City’s credit drive hits colleges

2010-01-28 00:00

A STRICT credit control drive by the allegedly cash-strapped Msunduzi Municipality, which promises to disconnect water and electricity for domestic, business and governmental defaulters, appears to have affected the KwaZulu-Natal Education Department, and has led to questions as to whether the department is in a financial crisis.

The department’s uMgungundlovu district office in Jabu Ndlovu Street is without electricity and the midlands campus of the uMgungundlovu Further Education and Training (FET) College has been without power since last Monday due to the non-payment of their lights bills.

According to a FET college spokeswoman, Lynn Horan, the disconnection of lights has not only hampered registration in that the process has taken longer than necessary, but the college has also had to hire generators for its day-to-day operations.

She said their students started classes this Monday, but the institution is still without telephones, fax facilities and access to e-mails.

“All theory classes are running, but we are unable to use our computer rooms and laboratories. Lecturers are unable to use electronic teaching aids and on overcast days the classrooms are very dark, so writing on the boards is not always visible.”

On top of this, the part-time engineering students have been moved to the Msunduzi campus for the week as their classes run from 5 pm to 8 pm. But according to Horan, this is only a temporary solution because next week those premises need to be used by the part-time business students.

She said a meeting was held between the Education Department and the college and it was agreed that the college will take over the monthly account payments from March last year with the department settling all outstanding debt.

“The department of Education has been made aware of this situation and to date we have had no word from them.

“We are looking into hiring more generators for evening classes next week, but this is very expensive and we do not know when the electricity will be reconnected,” Horan said.

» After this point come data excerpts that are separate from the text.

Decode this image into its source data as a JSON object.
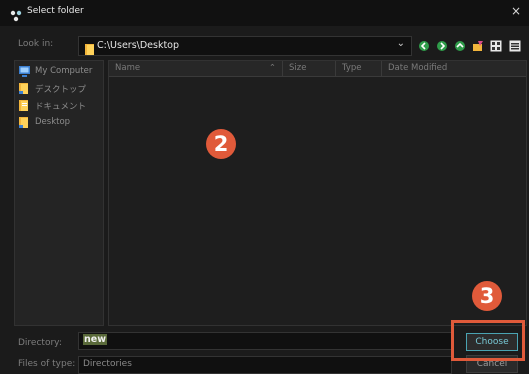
{
  "window": {
    "title": "Select folder",
    "close_glyph": "×"
  },
  "lookin": {
    "label": "Look in:",
    "path": "C:\\Users\\Desktop",
    "dropdown_glyph": "⌄",
    "toolbar_icons": [
      "back-icon",
      "forward-icon",
      "up-folder-icon",
      "new-folder-icon",
      "list-view-icon",
      "detail-view-icon"
    ]
  },
  "sidebar": {
    "items": [
      {
        "label": "My Computer",
        "icon": "computer-icon"
      },
      {
        "label": "デスクトップ",
        "icon": "folder-icon"
      },
      {
        "label": "ドキュメント",
        "icon": "folder-icon"
      },
      {
        "label": "Desktop",
        "icon": "folder-icon"
      }
    ]
  },
  "filelist": {
    "columns": {
      "name": "Name",
      "size": "Size",
      "type": "Type",
      "date": "Date Modified"
    },
    "sort_glyph": "⌃"
  },
  "annotations": {
    "step2": "2",
    "step3": "3"
  },
  "directory": {
    "label": "Directory:",
    "value": "new"
  },
  "filetype": {
    "label": "Files of type:",
    "value": "Directories"
  },
  "buttons": {
    "choose": "Choose",
    "cancel": "Cancel"
  },
  "colors": {
    "accent": "#4aa3b2",
    "annotation": "#e05a3a",
    "folder": "#f2b53c",
    "background": "#1b1b1b"
  }
}
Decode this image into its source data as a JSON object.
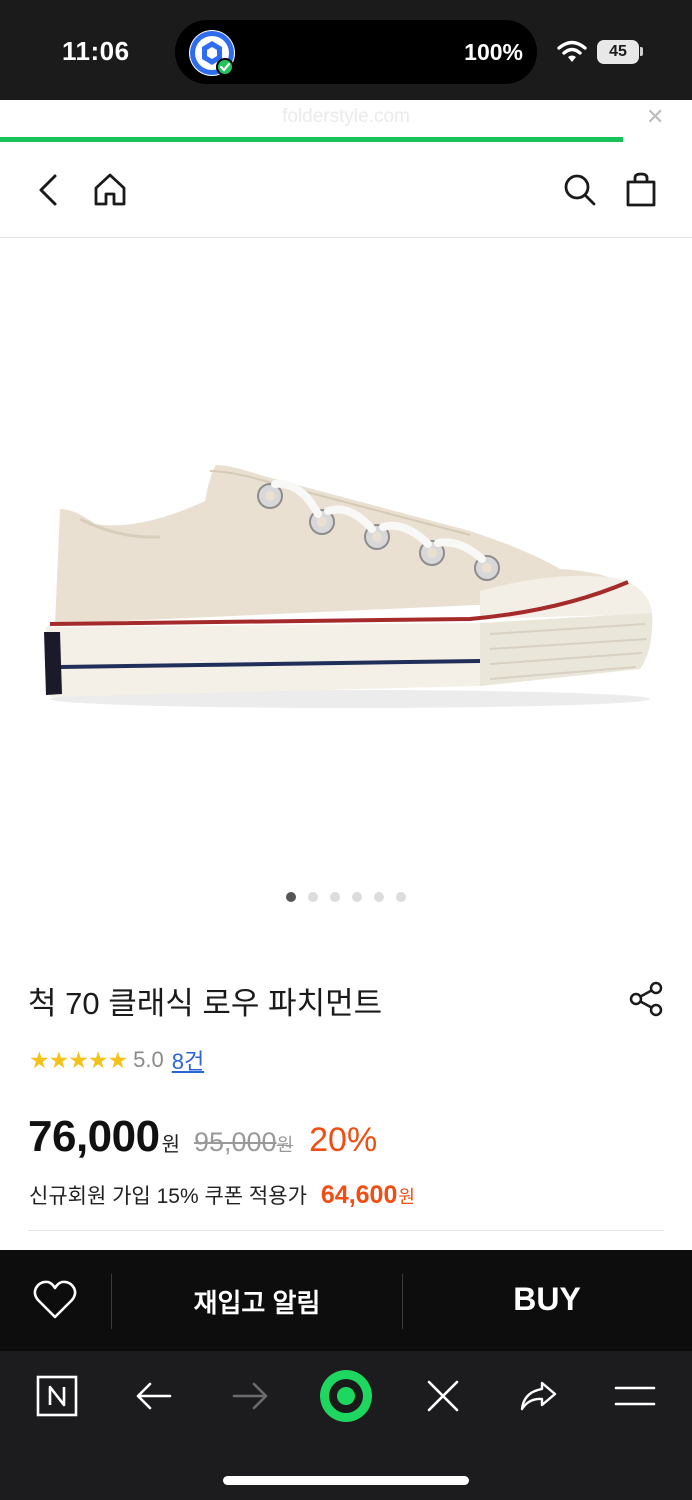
{
  "status_bar": {
    "time": "11:06",
    "island_battery": "100%",
    "battery_level": "45"
  },
  "browser": {
    "url": "folderstyle.com",
    "load_progress": 0.9,
    "accent_color": "#18c45a"
  },
  "product": {
    "title": "척 70 클래식 로우 파치먼트",
    "stars": "★★★★★",
    "rating": "5.0",
    "review_count": "8건",
    "price": "76,000",
    "price_unit": "원",
    "original_price": "95,000",
    "original_unit": "원",
    "discount": "20%",
    "coupon_text": "신규회원 가입 15% 쿠폰 적용가",
    "coupon_price": "64,600",
    "coupon_unit": "원",
    "image_count": 6,
    "active_image": 1
  },
  "actions": {
    "restock_label": "재입고 알림",
    "buy_label": "BUY"
  },
  "colors": {
    "discount": "#f04e12",
    "star": "#f5c21b",
    "link": "#2a64d6"
  }
}
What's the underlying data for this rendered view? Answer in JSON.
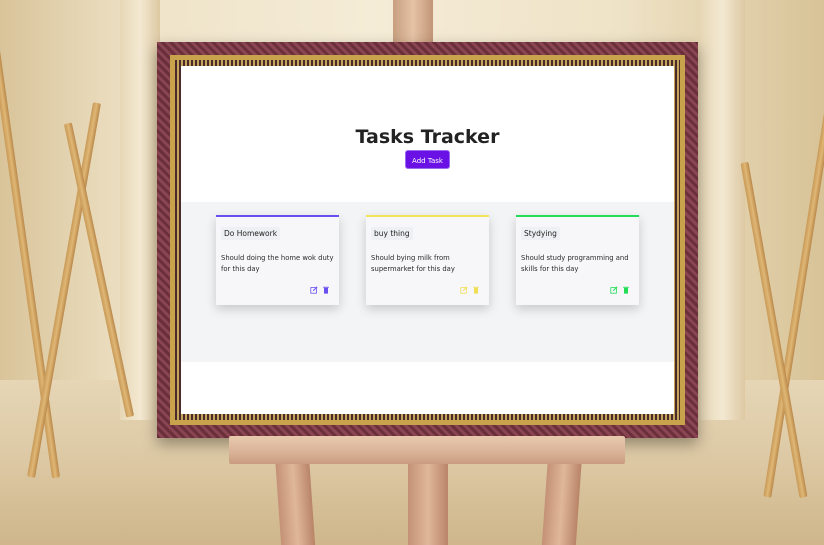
{
  "app": {
    "title": "Tasks Tracker",
    "add_button_label": "Add Task",
    "accent_color": "#6a11e6"
  },
  "tasks": [
    {
      "title": "Do Homework",
      "description": "Should doing the home wok duty for this day",
      "color": "#6a4ff0",
      "edit_icon": "edit-icon",
      "delete_icon": "trash-icon"
    },
    {
      "title": "buy thing",
      "description": "Should bying milk from supermarket for this day",
      "color": "#f3e35a",
      "edit_icon": "edit-icon",
      "delete_icon": "trash-icon"
    },
    {
      "title": "Stydying",
      "description": "Should study programming and skills for this day",
      "color": "#22dd55",
      "edit_icon": "edit-icon",
      "delete_icon": "trash-icon"
    }
  ]
}
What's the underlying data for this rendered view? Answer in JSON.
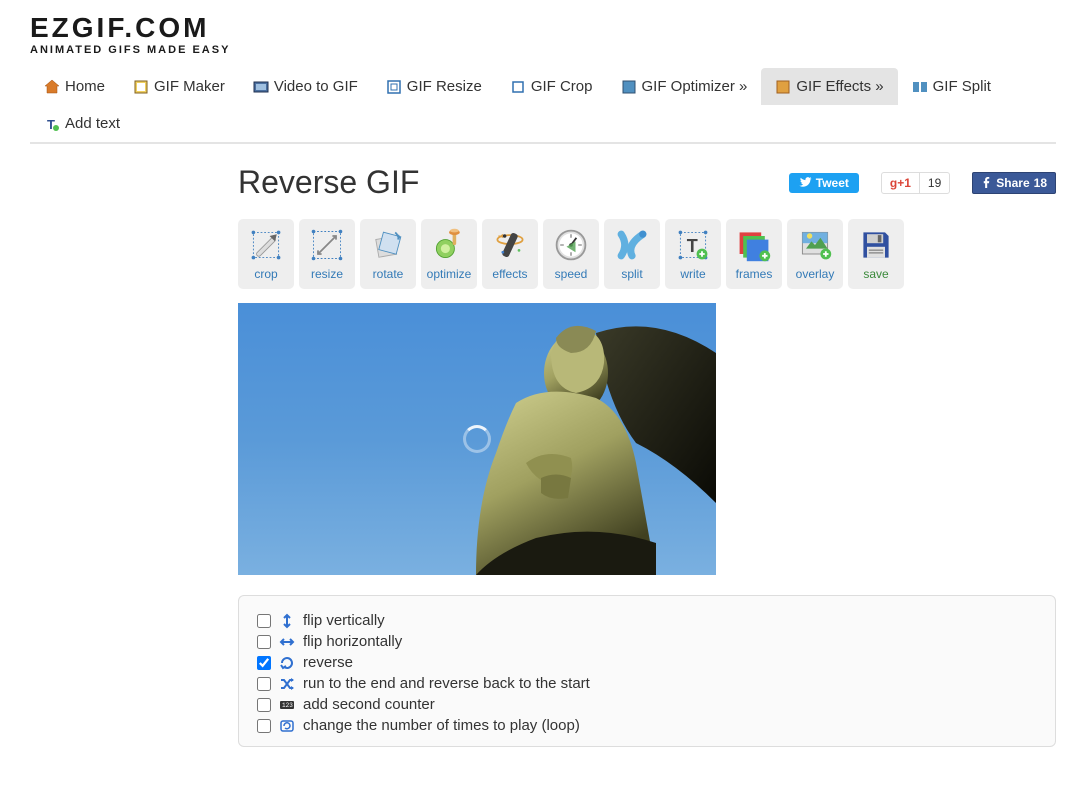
{
  "logo": {
    "title": "EZGIF.COM",
    "subtitle": "ANIMATED GIFS MADE EASY"
  },
  "nav": [
    {
      "label": "Home"
    },
    {
      "label": "GIF Maker"
    },
    {
      "label": "Video to GIF"
    },
    {
      "label": "GIF Resize"
    },
    {
      "label": "GIF Crop"
    },
    {
      "label": "GIF Optimizer »"
    },
    {
      "label": "GIF Effects »"
    },
    {
      "label": "GIF Split"
    },
    {
      "label": "Add text"
    }
  ],
  "pageTitle": "Reverse GIF",
  "social": {
    "tweet": "Tweet",
    "gplus_count": "19",
    "fb_label": "Share",
    "fb_count": "18"
  },
  "tools": [
    {
      "label": "crop"
    },
    {
      "label": "resize"
    },
    {
      "label": "rotate"
    },
    {
      "label": "optimize"
    },
    {
      "label": "effects"
    },
    {
      "label": "speed"
    },
    {
      "label": "split"
    },
    {
      "label": "write"
    },
    {
      "label": "frames"
    },
    {
      "label": "overlay"
    },
    {
      "label": "save"
    }
  ],
  "options": [
    {
      "label": "flip vertically",
      "checked": false
    },
    {
      "label": "flip horizontally",
      "checked": false
    },
    {
      "label": "reverse",
      "checked": true
    },
    {
      "label": "run to the end and reverse back to the start",
      "checked": false
    },
    {
      "label": "add second counter",
      "checked": false
    },
    {
      "label": "change the number of times to play (loop)",
      "checked": false
    }
  ]
}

Meanwhile, Sukuma High School has been without water for over a week and what stands between it and the water crisis is R14 million.

Sukuma, the Durban University of Technology (DUT) and the FET college in Indumiso have been sharing one account since the days when the premises were used as a teachers’ training college. Since then, the account has never been split.

All these establishments have residences that house thousands of students. Earlier this week, student representatives reported that students cannot bath, drink water or flush toilets, while some staff members have reported collecting rain water to fill toilet cisterns or driving to Makro to use the toilets.

Aggrieved DUT student representative council members got a chance to voice their displeasure to the minister of Higher Education and Training, Blade Nzimande, on Monday when he visited the area.

Msunduzi Mayor Zanele Hlatshwayo, who was with him, told The Witness that the water debt has been adding up over a period of time, with no one taking responsibility.

However, DUT’s deputy vice-chancellor, Professor Nqabomzi Gawe, said this follows a long and unresolved issue over the lack of a water meter to conduct an accurate reading of the campus’s monthly water consumption.

He said DUT has tried to make arrangements to settle the account.

DUT has since decided to suspend all academic and residential activities at its midlands campuses until further notice to avoid the threat of health hazards.

Department spokesman Sihle Mlotshwa said the department has already paid R4 million into this account, but it is still not settled since the other institutions have not paid their share. He said the department is working towards having water supply spilt to prevent this ever happening again.

“We have sent water tanks in the interim to alleviate the plight of learners at Sukuma High School.”

An insider revealed that the district office is likely to get electricity only today. It is alleged that the error lay with a department employee who failed to capture the September bill. According to this source, the municipality also failed to make the department aware that the September account had not been paid, even though the following months were.

Now that this has been brought to their attention, the money has been paid, but the municipality is refusing to acknowledge the dispatch number until the money reflects in the bank, which takes three days.